Art - Women in the National Gallery, Catharina van Hemessen
There's not many women artists in the National Gallery, but it makes the ones which do make an appearance even more special.
One of those women is Catharina van Hemessen, who has two teeny tiny paintings here in London, which are quite often in the downstairs rooms (or otherwise not on display).
But they are definitely worth seeking out, even if they are a little strange looking.
Catharina van Hemessen, born 1528 was one of the earliest female Flemish painters of which paintings survive which can be confidently attributed to her. She is celebrated for creating the first self-portrait of an artist at an easel, pictured above.
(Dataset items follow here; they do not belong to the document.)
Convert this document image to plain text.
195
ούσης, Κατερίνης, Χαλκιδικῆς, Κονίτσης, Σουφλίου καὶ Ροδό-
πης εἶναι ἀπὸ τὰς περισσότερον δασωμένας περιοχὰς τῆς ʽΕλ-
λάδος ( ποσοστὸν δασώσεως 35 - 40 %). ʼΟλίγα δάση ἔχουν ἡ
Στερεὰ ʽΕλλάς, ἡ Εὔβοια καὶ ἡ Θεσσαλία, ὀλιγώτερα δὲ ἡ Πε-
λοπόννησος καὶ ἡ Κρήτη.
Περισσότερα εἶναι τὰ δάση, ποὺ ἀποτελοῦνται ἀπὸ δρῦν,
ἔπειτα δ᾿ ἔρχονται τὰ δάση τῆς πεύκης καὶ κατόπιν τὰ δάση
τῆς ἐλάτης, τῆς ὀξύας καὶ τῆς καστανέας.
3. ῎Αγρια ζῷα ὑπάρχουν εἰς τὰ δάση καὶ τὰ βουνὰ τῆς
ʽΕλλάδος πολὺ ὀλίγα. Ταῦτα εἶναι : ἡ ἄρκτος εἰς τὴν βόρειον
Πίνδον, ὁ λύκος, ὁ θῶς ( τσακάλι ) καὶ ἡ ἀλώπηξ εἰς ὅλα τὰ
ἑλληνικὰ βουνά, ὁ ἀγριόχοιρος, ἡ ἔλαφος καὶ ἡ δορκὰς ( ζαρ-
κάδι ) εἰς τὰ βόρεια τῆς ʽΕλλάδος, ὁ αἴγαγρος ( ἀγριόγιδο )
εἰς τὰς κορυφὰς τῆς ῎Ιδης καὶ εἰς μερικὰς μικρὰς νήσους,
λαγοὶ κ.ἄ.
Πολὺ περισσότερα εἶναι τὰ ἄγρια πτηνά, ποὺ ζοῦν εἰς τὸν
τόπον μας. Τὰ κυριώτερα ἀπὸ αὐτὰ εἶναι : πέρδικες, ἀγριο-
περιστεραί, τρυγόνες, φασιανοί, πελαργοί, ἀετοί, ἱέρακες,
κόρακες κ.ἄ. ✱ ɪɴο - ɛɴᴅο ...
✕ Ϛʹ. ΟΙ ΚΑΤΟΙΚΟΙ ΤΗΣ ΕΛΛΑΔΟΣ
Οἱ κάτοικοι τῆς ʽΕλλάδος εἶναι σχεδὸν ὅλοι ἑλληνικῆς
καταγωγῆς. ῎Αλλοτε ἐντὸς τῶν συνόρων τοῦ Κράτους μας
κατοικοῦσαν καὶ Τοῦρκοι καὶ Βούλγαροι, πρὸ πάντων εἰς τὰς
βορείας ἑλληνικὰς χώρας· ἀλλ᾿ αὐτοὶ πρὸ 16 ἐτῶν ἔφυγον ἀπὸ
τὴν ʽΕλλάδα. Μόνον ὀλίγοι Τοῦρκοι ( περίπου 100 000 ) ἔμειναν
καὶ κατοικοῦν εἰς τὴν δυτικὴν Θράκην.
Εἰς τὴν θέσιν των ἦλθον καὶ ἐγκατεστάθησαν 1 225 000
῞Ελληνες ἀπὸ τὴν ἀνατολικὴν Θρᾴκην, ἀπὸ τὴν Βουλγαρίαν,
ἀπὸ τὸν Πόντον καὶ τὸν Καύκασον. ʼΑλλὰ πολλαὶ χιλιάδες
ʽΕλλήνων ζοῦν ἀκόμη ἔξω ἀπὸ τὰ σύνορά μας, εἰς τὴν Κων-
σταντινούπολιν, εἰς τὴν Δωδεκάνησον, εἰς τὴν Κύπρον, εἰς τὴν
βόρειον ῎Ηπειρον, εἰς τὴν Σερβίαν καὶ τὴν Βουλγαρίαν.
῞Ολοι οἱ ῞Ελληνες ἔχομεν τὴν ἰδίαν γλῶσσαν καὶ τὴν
Odd claim, but one I'm sure she would be proud of. This painting of her, which I absolutely adore is at the Kunstmuseum Basel in Switzerland, and I'm just desperate to visit.
Of the ten paintings which survive of hers, eight are very small portraits of women, which she appears to have become known for. And we are lucky to have one of these here in the National Gallery, as well as a portrait of a man.
'Portrait of a Woman' depicts an unknown sitter, and what I love most about this painting is what she's wearing. Especially the embroidered shirt which can be seen on her neck, chest and wrists, as well as her her damask skirt - it's a shame we can't see more of it! I also adore those white decorated gloves she clutches in her hands, don't these two areas just give the impression that a woman painted this? Such attention to detail of these things, I assume, were made my women.
Her dog always make me laugh though, how it balances on her arm, and gives the impression that she's forgotten all about it.
In the top right corner are the words CATHARINA DE/HEMESSEN PINGEBAT/1551 (‘Catharine de Hemessen was painting [this] 1551’.
A second painting attributed to Catharina is 'Portrait of a Man', possibly painted in 1552. It's another depiction of a wealthy client, with rather impressive attire. His tight fitting doublet, slashed to reveal his shirt underneath, decorated with red jewels. Although unknown, it was at one point believed to be Charles V, Holy Roman Emperor, but there is no proof (as of yet!).
Like the first painting we looked at, she too has signed this one, with the words 'Catharina, daughter of Johannes de Hemessen was painting [it]. 1552'. Ok we might feel a bit sorry for her not being able to stand on her name alone, but instead state her father. But it's safe to say that being a female artist in the 16th century definitely had its barriers. Luckily for Catharina, she received her training from her father, the successful history and genre painter Jan Sanders van Hemessen. She collaborated with him on many of his paintings but later made a name for herself. She became a master in the Guild of St. Luke and even went on to teach three students.
She was a successful artist during her life, and made quite a name for herself. But it seems after she married in 1554, (a well known organist of Antwerp Cathedral) she gave up painting. A few years later she and her husband joined the court of Queen Mary of Hungary, who after her death two years later, left the couple with a generous pension.
I'll leave you with two more paintings by Catharina to finish with. The first (1559) is just adorable - a small child in a beautifully depicted outfit , but I just can't get past that face.
The second is painted a year later in 1560, just to show you she could indeed paint faces rather well.